Apple has consistently countered that the App Store is piece of a constellation of digital-distribution platforms — Sony Group Corp. SONY, +1.15%, Samsung Electronics Co. Ltd. 005930, +2.04%, Nintendo Co. Ltd. 7974, +1.93%, and Google Play are among other options — that charge an industry-standard 30% commission fee for most developers.

Restricting the cloud-gaming market. Microsoft and Nvidia officials buttressed Epic’s contention that App Store restrictions created a lopsided competitive landscape for Apple Arcade, a videogame subscription service available on iOS.

Lori Wright, vice president of business development at Microsoft, revealed the software giant spent four months discussing with Apple how to launch xCloud as a native app, only to claim Apple demanded Microsoft, Nvidia, and others list cloud games as separate apps.

Submitting Xbox games one-by-one was burdensome, forcing Microsoft to resort to making a web app, Wright testified. This not only represented a technological hurdle for Microsoft, she said, but also inconvenienced consumers. Users aren’t used to installing apps from the web on their iPhones.

Aashish Patel, Nvidia’s director of product management, earlier explained how the company had tried to get its GeForce Now cloud gaming service into the App Store, but faced the same restrictions as Microsoft. “There are less controls over the streaming, so you could argue in some ways it’s worse,” than a native app, he said.

A member of Apple’s legal team characterized the criticisms as the “cherry-picking” of a few disgruntled developers, then leveled a broadside at Microsoft.
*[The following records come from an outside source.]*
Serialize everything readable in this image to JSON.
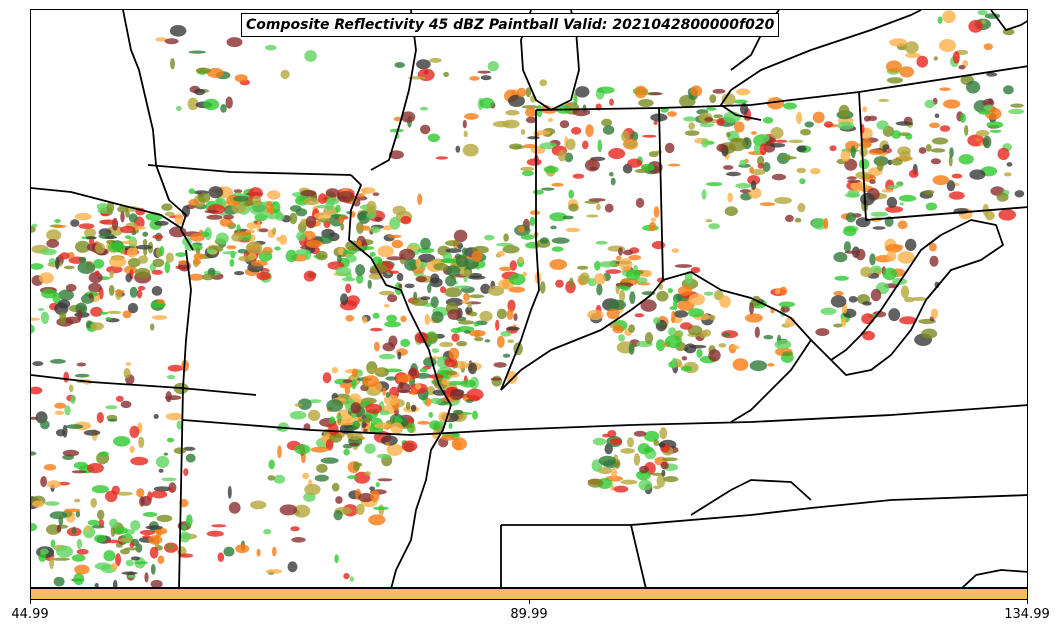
{
  "title": "Composite Reflectivity 45 dBZ Paintball Valid: 2021042800000f020",
  "colorbar": {
    "color": "#fbbd5a",
    "ticks": [
      "44.99",
      "89.99",
      "134.99"
    ]
  },
  "map": {
    "background": "#ffffff",
    "boundary_color": "#000000",
    "member_colors": [
      "#e8261f",
      "#f77b14",
      "#2ec92e",
      "#7c8c22",
      "#8a2e2e",
      "#3a3a3a",
      "#fbb04a",
      "#5fd45f",
      "#b5a83c",
      "#2f7a3a"
    ]
  }
}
He called out the company’s “hypocrisy” for its posture on the case in light of its yearslong case with the Justice Department over anticompetitive business practices.

“I might be biased, but I think that what we do is incredibly unique,” Matthew Fischer, vice president of the App Store, said under questioning from an Apple lawyer. “I have not see any marketplace that distributes apps or games do what we are doing in terms of providing marketing and editorial support like this to developers.”
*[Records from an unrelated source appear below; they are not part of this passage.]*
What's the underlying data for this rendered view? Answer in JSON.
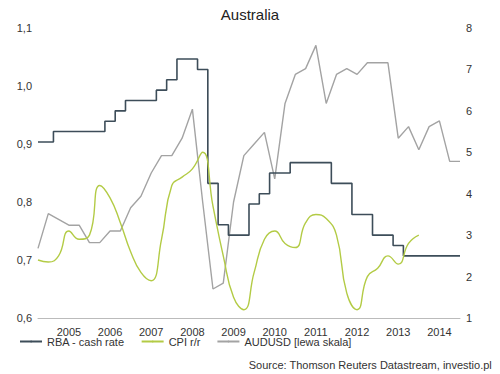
{
  "chart_data": {
    "type": "line",
    "title": "Australia",
    "annotations": [
      "Source: Thomson Reuters Datastream, investio.pl"
    ],
    "categories": [
      null,
      null,
      null,
      "2005",
      null,
      null,
      null,
      "2006",
      null,
      null,
      null,
      "2007",
      null,
      null,
      null,
      "2008",
      null,
      null,
      null,
      "2009",
      null,
      null,
      null,
      "2010",
      null,
      null,
      null,
      "2011",
      null,
      null,
      null,
      "2012",
      null,
      null,
      null,
      "2013",
      null,
      null,
      null,
      "2014",
      null,
      null
    ],
    "series": [
      {
        "name": "RBA - cash rate",
        "color": "#3d4d59",
        "axis": "y2",
        "line_style": "step",
        "values": [
          5.25,
          5.25,
          5.5,
          5.5,
          5.5,
          5.5,
          5.5,
          5.75,
          6.0,
          6.25,
          6.25,
          6.25,
          6.5,
          6.75,
          7.25,
          7.25,
          7.0,
          4.25,
          3.25,
          3.0,
          3.0,
          3.75,
          4.0,
          4.5,
          4.5,
          4.75,
          4.75,
          4.75,
          4.75,
          4.25,
          4.25,
          3.5,
          3.5,
          3.0,
          3.0,
          2.75,
          2.5,
          2.5,
          2.5,
          2.5,
          2.5,
          2.5
        ]
      },
      {
        "name": "CPI r/r",
        "color": "#b3cb45",
        "axis": "y2",
        "line_style": "smooth",
        "values": [
          2.4,
          2.35,
          2.5,
          3.1,
          2.9,
          3.0,
          4.2,
          3.9,
          3.3,
          2.6,
          2.1,
          1.9,
          2.9,
          4.2,
          4.4,
          4.6,
          5.0,
          3.7,
          2.5,
          1.5,
          1.2,
          2.1,
          2.9,
          3.1,
          2.8,
          2.7,
          3.3,
          3.5,
          3.4,
          3.0,
          1.6,
          1.2,
          2.0,
          2.2,
          2.5,
          2.3,
          2.8,
          3.0,
          null,
          null,
          null,
          null
        ]
      },
      {
        "name": "AUDUSD [lewa skala]",
        "color": "#a3a3a3",
        "axis": "y",
        "line_style": "solid",
        "values": [
          0.72,
          0.78,
          0.77,
          0.76,
          0.76,
          0.73,
          0.73,
          0.75,
          0.75,
          0.79,
          0.81,
          0.85,
          0.88,
          0.88,
          0.91,
          0.96,
          0.8,
          0.65,
          0.66,
          0.8,
          0.88,
          0.9,
          0.92,
          0.84,
          0.97,
          1.02,
          1.03,
          1.07,
          0.97,
          1.02,
          1.03,
          1.02,
          1.04,
          1.04,
          1.04,
          0.91,
          0.93,
          0.89,
          0.93,
          0.94,
          0.87,
          0.87
        ]
      }
    ],
    "ylim": [
      0.6,
      1.1
    ],
    "yticks": [
      {
        "value": 0.6,
        "label": "0,6"
      },
      {
        "value": 0.7,
        "label": "0,7"
      },
      {
        "value": 0.8,
        "label": "0,8"
      },
      {
        "value": 0.9,
        "label": "0,9"
      },
      {
        "value": 1.0,
        "label": "1,0"
      },
      {
        "value": 1.1,
        "label": "1,1"
      }
    ],
    "y2lim": [
      1,
      8
    ],
    "y2ticks": [
      1,
      2,
      3,
      4,
      5,
      6,
      7,
      8
    ],
    "grid": false,
    "legend": "bottom-left"
  }
}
Fischer detailed a largely positive relationship with Epic Games since 2010, but said he had not talked to a company representative since June 2020 and was “blindsided” by Sweeney’s email in August 2020 critical of Apple.

Create public pressure for antitrust legislation. Apple has long contended that Epic’s lawsuit is a PR campaign in search of a legal strategy, and at least two legal experts agree.
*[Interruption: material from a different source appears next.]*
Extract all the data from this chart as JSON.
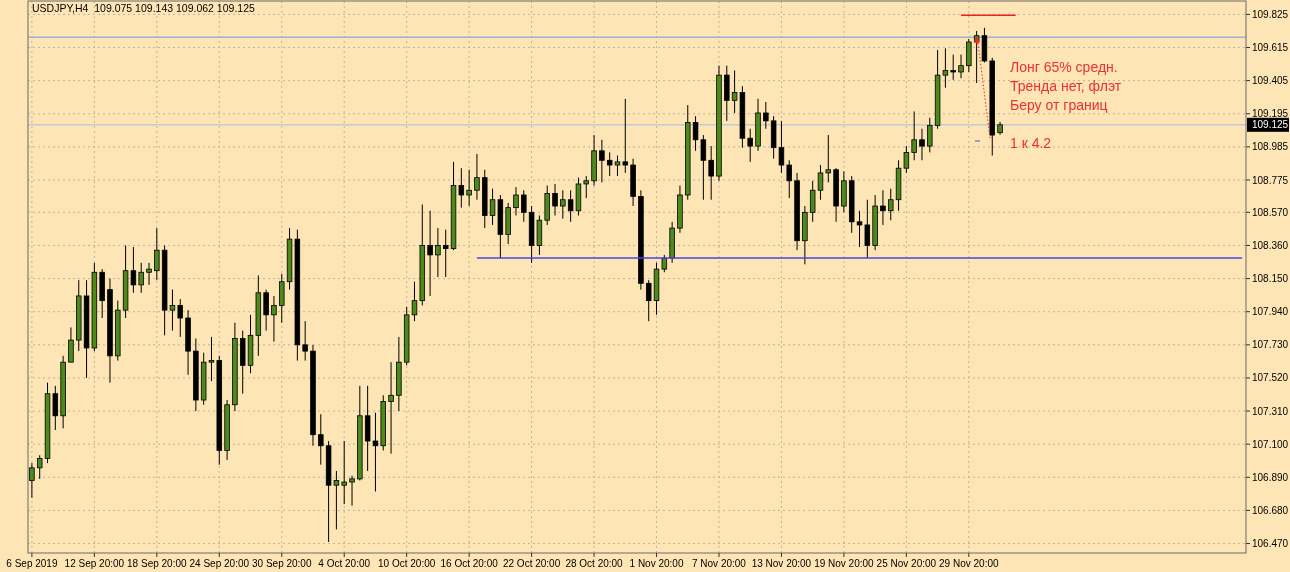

Florian Ederer, an associate professor of economics at Yale School of Management, lauded Epic’s legal team but expects Apple to win the case. The longer-term strategy for Epic, he told MarketWatch, is to “get some form of long-term regulation” on commissions demanded by digital platforms.

“This is about lining up other participants [such as Sony and Microsoft] in the ecosystem against Apple, to upset consumers, and force Washington to enact legislation,” Larry Downes, project director at the Georgetown’s Center for Business and Public Policy’s Evolution of Regulation and Innovation project, told MarketWatch. Downes, too, anticipates an Apple victory in court.

Apple, which has benefited from a ruling that let it present its expert witnesses immediately following Epic’s witnesses, could begin its defense as early as Friday. Expect the company to present arguments that mirror some of the points in executive Andeer’s letter to the Senate on Friday.

Apple Fellow Phil Schiller, who helped oversee Apple’s products and marketing for 30 years, is expected to be the company’s first witness. His task is likely to narrate the success story of the App Store, from its inception in 2008 to what Apple now calls an “economic miracle” for thousands of developers.

Earlier this week, one Apple expert witness reinforced that notion that competition and output is thriving on the App Store.

Between 2010 and 2018, the number of transactions increased 1,200% on the store and revenue skyrocketed 2,600%, asserted economics professor Loren Hitt, of the University of Pennsylvania Wharton School of Business, who examined 60 billion transactions in the App Store during those eight years.